Insider Trading & Regulation
A legal framework established in Dirks v. SEC that defines an insider as someone owing a fiduciary duty to the corporation and its shareholders, distinguishing liability based on whether the tipper received a personal benefit from disclosure.
The Classical Insider Theory, anchored in the Supreme Court's landmark 1983 Dirks v. SEC decision, establishes that liability under Rule 10b-5 and Section 16 attaches only when an insider breaches a fiduciary or similar duty of trust and confidence owed to the issuer and its shareholders. Under the Dirks test, a tipper violates securities law only if the tipper personally benefits, directly or indirectly, from the disclosure of material nonpublic information. Personal benefit includes financial gain, reputational benefit, or access to information reciprocity. Tippees become liable if they knew or should have known that the tipper breached a duty and received a personal benefit.

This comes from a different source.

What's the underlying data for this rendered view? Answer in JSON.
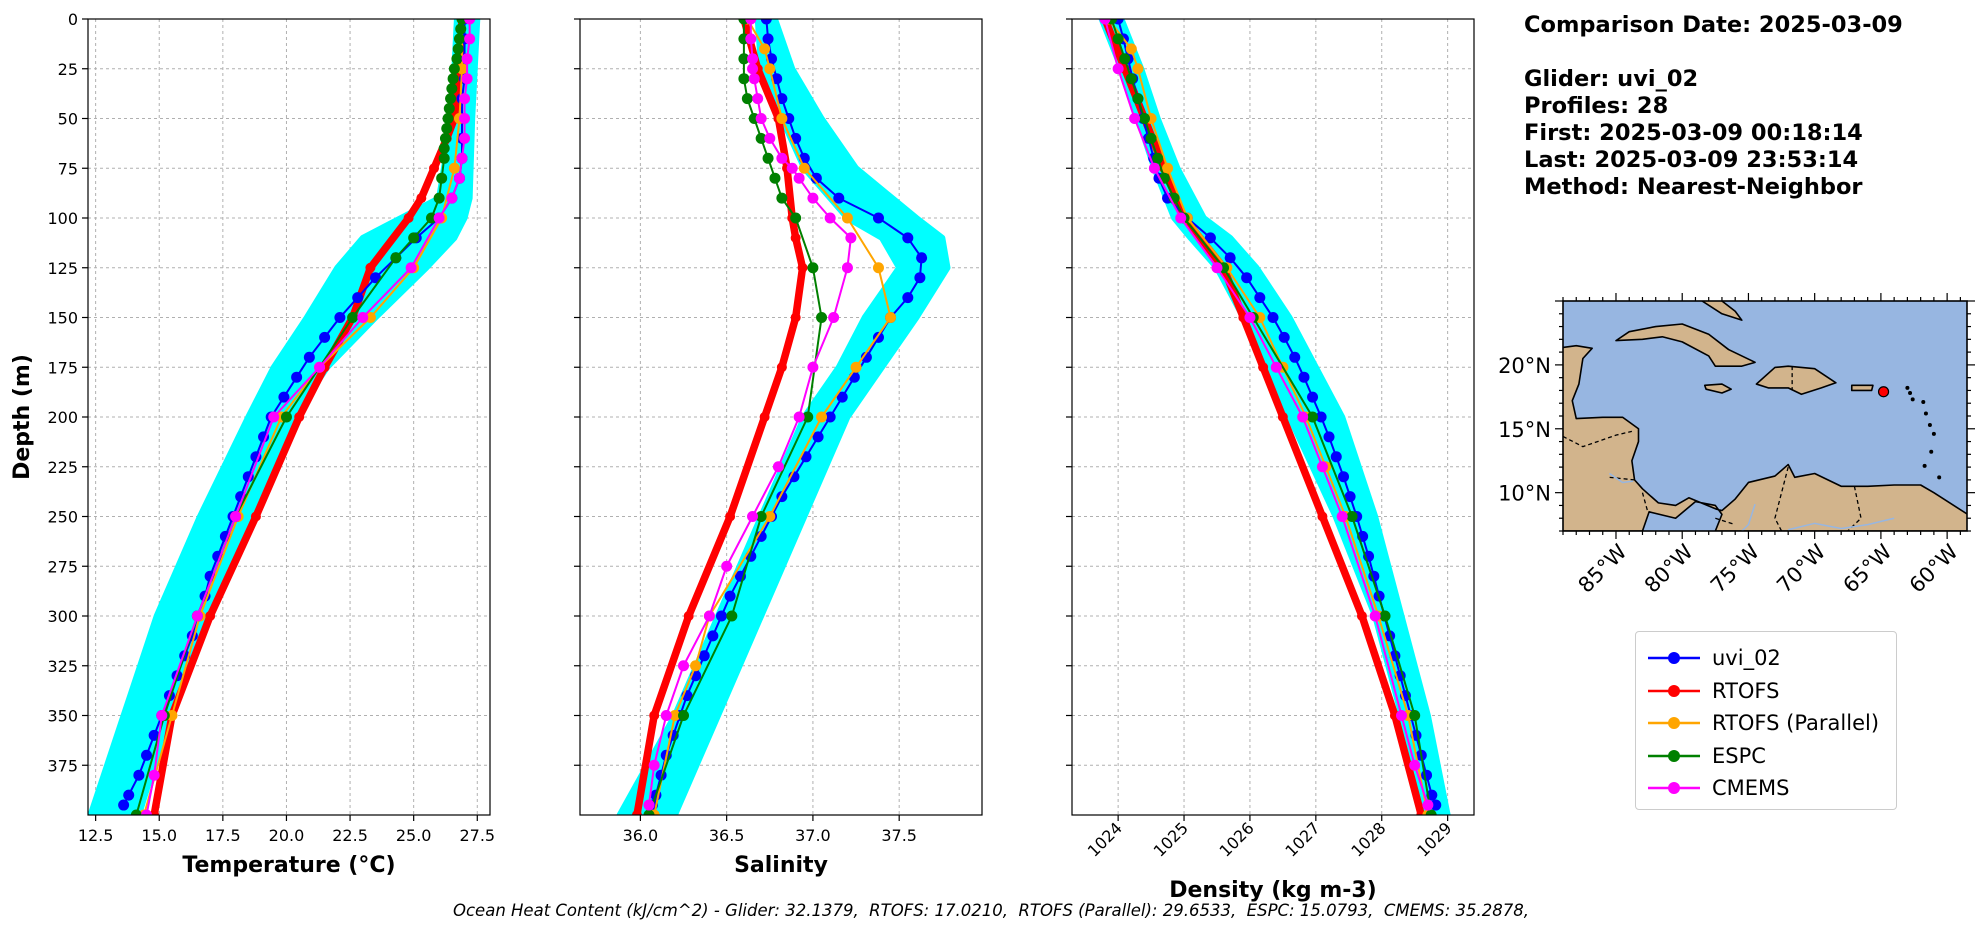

In quantitative insider-trading compliance and surveillance platforms, the Dirks test serves as the legal boundary for classifying trading signals and tipping networks. The framework requires platforms to assess not merely the fact of information flow but the intent and personal benefit structure underlying the disclosure. Scoring systems must distinguish between legitimate mosaic theory research, where analysts synthesize public information, and classical insider violations involving breached fiduciary duties. This distinction is critical for calibrating insider-activity concentration metrics and signal persistence across trading accounts linked to issuer personnel, board members, and service providers.